London Film Festival 2012, yang menampilkan film terbaik dari berbagai negara ternyata juga menghadirkan film klasik Indonesia berjudul ‘Lewat Djam Malam’. Film arahan sutradara Usmar Ismail yang diproduksi pada tahun 1954 ini digemari oleh para penonton di Inggris dalam London Film Festival ke-56, yang diadakan oleh British Film Institute (BFI) di Southbank, London, Jumat lalu (19/10) waktu setempat.
Setelah melalui proses restorasi selama 1,5 tahun di Italia, ‘Lewat Djam Malam’ berhasil dinikmati oleh sebanyak 100 penggemar film di London. Film ini telah direstorasi dan dibiayai oleh National Museum of Singapore dan World Cinema Foundation. Biaya restorasi film itu, mencapai 200.000 dollar Singapura atau kira-kira Rp 1,4 miliar.

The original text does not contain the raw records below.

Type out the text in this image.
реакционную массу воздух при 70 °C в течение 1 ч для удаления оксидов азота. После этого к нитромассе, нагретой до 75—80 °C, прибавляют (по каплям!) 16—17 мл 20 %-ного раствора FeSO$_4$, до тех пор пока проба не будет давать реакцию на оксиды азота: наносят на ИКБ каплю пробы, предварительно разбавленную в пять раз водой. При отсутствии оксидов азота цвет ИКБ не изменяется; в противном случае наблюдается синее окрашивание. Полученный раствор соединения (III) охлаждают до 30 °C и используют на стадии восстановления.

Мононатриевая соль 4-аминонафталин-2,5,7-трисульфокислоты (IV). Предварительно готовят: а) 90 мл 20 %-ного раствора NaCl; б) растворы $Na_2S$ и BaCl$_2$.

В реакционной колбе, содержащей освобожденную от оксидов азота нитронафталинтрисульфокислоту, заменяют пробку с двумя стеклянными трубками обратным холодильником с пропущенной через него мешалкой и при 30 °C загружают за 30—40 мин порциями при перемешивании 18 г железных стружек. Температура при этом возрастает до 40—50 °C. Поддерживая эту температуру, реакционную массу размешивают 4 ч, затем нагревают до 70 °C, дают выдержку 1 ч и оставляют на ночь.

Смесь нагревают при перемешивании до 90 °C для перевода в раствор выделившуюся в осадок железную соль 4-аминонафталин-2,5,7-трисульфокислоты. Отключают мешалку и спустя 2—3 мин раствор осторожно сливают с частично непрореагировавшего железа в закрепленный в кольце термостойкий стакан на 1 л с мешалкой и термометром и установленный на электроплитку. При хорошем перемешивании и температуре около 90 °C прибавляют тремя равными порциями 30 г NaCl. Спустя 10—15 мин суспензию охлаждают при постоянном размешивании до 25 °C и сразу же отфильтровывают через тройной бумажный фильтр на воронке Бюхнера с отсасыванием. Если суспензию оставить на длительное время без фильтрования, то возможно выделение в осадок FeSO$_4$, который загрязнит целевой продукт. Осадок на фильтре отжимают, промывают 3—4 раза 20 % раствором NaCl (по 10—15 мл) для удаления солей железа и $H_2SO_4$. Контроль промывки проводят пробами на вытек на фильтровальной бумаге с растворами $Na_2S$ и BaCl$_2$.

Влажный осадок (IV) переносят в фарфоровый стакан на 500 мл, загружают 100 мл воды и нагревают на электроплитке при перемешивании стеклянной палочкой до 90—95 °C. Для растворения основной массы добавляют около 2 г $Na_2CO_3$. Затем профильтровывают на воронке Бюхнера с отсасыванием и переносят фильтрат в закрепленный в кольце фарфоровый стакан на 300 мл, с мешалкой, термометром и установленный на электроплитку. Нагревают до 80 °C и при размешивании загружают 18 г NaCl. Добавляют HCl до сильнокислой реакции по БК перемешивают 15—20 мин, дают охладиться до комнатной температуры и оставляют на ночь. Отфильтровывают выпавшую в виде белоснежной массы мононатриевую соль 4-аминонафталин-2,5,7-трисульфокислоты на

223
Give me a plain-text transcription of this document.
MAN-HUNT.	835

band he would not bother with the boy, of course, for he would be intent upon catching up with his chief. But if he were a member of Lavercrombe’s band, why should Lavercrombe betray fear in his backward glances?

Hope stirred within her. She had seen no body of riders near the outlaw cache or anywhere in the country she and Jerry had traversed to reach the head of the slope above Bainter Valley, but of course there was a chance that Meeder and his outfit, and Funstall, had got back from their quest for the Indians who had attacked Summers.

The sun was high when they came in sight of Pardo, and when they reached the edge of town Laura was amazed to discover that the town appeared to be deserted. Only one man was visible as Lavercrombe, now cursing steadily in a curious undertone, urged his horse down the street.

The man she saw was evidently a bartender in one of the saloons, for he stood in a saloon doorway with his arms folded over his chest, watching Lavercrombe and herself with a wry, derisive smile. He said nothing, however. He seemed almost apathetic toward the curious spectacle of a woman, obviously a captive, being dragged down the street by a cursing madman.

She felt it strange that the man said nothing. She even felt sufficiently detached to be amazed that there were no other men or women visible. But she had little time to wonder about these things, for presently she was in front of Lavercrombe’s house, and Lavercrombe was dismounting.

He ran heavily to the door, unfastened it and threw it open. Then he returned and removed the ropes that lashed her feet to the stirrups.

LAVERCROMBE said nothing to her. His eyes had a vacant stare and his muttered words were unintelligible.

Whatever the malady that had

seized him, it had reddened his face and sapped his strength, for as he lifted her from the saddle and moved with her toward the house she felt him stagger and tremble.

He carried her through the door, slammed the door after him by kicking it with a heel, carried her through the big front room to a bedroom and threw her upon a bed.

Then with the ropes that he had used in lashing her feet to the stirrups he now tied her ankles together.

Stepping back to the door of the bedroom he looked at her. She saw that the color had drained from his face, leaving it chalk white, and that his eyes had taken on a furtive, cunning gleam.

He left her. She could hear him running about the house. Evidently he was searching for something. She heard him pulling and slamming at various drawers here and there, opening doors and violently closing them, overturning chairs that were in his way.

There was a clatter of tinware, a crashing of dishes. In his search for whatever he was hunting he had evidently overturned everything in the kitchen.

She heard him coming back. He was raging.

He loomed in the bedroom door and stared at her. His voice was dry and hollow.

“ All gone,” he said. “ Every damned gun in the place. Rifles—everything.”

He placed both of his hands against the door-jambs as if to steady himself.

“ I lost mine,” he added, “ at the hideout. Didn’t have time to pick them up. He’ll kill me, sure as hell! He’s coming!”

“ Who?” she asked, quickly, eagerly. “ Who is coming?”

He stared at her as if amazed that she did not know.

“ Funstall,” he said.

“Proses restorasi film Lewat Djam Malam, yang dalam bahasa Inggris ‘After the Curfew‘, sangat bagus, apalagi menelan biaya yang tidak sedikit,” ujar Prof Matthew Isaac Cohen dari Royal Holloway, University of London.
Film yang diperankan oleh AN Alcaff dan Netty Herawati ini pernah sukses meraih penghargaan bersama sebagai Film Terbaik FFI 1955 bersama dengan film Tarmina. Sementara itu pemainnya, AN Alcaff juga berhasil terpilih sebagai aktor terbaik dalam ajang yang sama.
Menurut Cohen, Usmar Ismail itu belajar tentang film di AS, yang menjadi kiblat dalam industri film dunia, sehingga tidak heran film karyanya sangat menyentuh.
Istri Cohen, Aviva Kartiningsih, mengatakan bahwa film Lewat Jam Malam, yang diputar hanya sekali di Southbank, London ini lebih bagus ketimbang waktu ditayangkan di televisi di Tanah Air pada 1980-an.
“Saya ingat dulu waktu film itu diputar masih banyak garis-garis,” ujar Aviva.
Setelah direstorasi, film karya Bapak Perfilman Indonesia itu juga sempat diputar di bioskop di Jakarta dan Bandung pada Juni 2012. Sebelumnya, film tersebut juga diputar di NMS dan sesi Cannes Classics dalam Festival Film Cannes, Perancis, pada Mei 2012.
Naskah cerita dan skenario film ini ditulis oleh Asrul Sani, yang di kemudian hari dikenal sebagai sutradara film dan sastrawan besar. Latar kisahnya mengambil lokasi di Bandung, sepuluh tahun setelah Indonesia mengumumkan kemerdekaan. Ketika itu, situasi sosial dan politik masih tidak menentu dan tentara memberlakukan aturan jam malam.